A US official today criticized an oil deal between Texas-based Hunt Oil Company and Iraq’s Kurdistan Regional Government (KRG), saying it had “needlessly elevated tensions” in Iraq.
Hunt had been advised by the US State Department not to sign the deal before the Iraqi parliament passed a national oil bill that will share out the country’s lucrative oil revenues, but it went ahead anyway, a US embassy official in Baghdad told reporters.
The contract signed earlier this month was declared “illegal” by Iraqi Oil Minister Hussein al-Shahristani, sparking a war of words with the KRG, which told him to stop meddling in its affairs and said he should be sacked.
The KRG passed its own oil law in August and immediately entered into the exploration deal with Hunt.
The US embassy official, who would not be named, told a media briefing the signing of contracts by the KRG while a controversial national oil bill is still before parliament was undermining national unity.
“We think that these contracts have needlessly elevated tensions between the KRG and the Iraqi government,” said the official.
“Both parties share a common interest in the passage of a national law on hydrocarbons and energy sharing. We are pushing all parties to negotiate in good faith and knock off the things that will undermine national unity.”
The official said the future of the contract signed for Hunt to prospect for oil in Iraq’s northern autonomous Kurdish region was far from certain.
“We advise companies that they could incur significant political and legal risk by signing contracts with any party before the national law is passed,” said the embassy official.
Iraq’s oil infrastructure has been hit by decades of under-investment as a result of successive Gulf wars, 13 years of UN sanctions and the rampant insecurity that followed the US-led invasion in 2003.
The Hunt Oil contract is the first major deal since UN sanctions were imposed on Iraq when it invaded Kuwait in 1990.
No details of the contract have been released but the Dallas company, which has links with the White House, has said it would begin its geological survey work in the province of Dahuk, near Iraq’s northwestern border with Turkey, by the end of this year and would begin drilling in 2008.
Washington regards passage of the oil legislation as key to efforts at national reconciliation in the country, which is wracked by an insurgency and sectarian violence.
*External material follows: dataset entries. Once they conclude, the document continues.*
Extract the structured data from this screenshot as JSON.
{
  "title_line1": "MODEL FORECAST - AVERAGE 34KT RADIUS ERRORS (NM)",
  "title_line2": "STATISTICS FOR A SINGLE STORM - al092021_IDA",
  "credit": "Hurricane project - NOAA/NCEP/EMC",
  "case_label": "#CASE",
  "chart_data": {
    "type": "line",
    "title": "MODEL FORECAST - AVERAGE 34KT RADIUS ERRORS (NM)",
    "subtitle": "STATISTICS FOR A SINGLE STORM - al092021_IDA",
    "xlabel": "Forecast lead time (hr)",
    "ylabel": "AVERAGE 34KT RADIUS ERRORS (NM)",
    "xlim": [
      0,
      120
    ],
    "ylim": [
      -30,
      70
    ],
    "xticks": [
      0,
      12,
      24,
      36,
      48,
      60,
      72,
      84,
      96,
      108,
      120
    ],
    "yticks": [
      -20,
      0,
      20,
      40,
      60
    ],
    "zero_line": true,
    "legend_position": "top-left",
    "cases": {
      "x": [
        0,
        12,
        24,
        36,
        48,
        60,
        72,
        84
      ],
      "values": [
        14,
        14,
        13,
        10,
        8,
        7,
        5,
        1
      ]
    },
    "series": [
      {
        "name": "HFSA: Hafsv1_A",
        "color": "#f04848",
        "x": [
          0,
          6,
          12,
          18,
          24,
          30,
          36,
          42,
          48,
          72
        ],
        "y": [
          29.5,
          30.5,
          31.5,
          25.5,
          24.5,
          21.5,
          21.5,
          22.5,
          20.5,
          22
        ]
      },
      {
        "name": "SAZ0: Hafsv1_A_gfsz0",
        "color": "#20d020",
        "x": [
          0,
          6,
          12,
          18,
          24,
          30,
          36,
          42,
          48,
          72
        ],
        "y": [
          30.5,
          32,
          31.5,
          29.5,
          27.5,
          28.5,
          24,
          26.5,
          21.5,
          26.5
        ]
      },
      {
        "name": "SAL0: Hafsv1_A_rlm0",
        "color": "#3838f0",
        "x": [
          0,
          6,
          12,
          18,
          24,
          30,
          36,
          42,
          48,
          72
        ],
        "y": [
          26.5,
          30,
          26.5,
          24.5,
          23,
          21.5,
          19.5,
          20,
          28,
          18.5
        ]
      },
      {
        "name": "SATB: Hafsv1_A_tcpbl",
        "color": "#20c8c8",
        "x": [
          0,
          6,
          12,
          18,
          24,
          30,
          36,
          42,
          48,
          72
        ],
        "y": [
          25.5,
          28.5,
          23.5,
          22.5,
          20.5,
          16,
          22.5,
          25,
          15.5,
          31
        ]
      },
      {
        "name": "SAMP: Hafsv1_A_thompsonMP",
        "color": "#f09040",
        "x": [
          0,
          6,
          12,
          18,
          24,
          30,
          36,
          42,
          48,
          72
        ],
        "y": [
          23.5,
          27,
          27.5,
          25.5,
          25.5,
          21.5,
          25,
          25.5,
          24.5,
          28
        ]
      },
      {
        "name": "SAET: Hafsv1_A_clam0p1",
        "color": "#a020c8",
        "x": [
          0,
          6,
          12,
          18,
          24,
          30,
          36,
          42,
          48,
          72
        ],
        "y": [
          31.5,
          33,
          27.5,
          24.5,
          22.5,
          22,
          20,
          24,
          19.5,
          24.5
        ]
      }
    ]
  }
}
The draft law was passed by Prime Minister Nuri al-Maliki’s national unity cabinet in July but faces tough passage in the 275-seat legislature, where the Kurdish bloc has 53 seats.
The US official said there was strong expectation that the law would pass through parliament before the end of the year.
“Provided it has the support of the Kurdish parties, it could be adopted fairly quickly,” he added.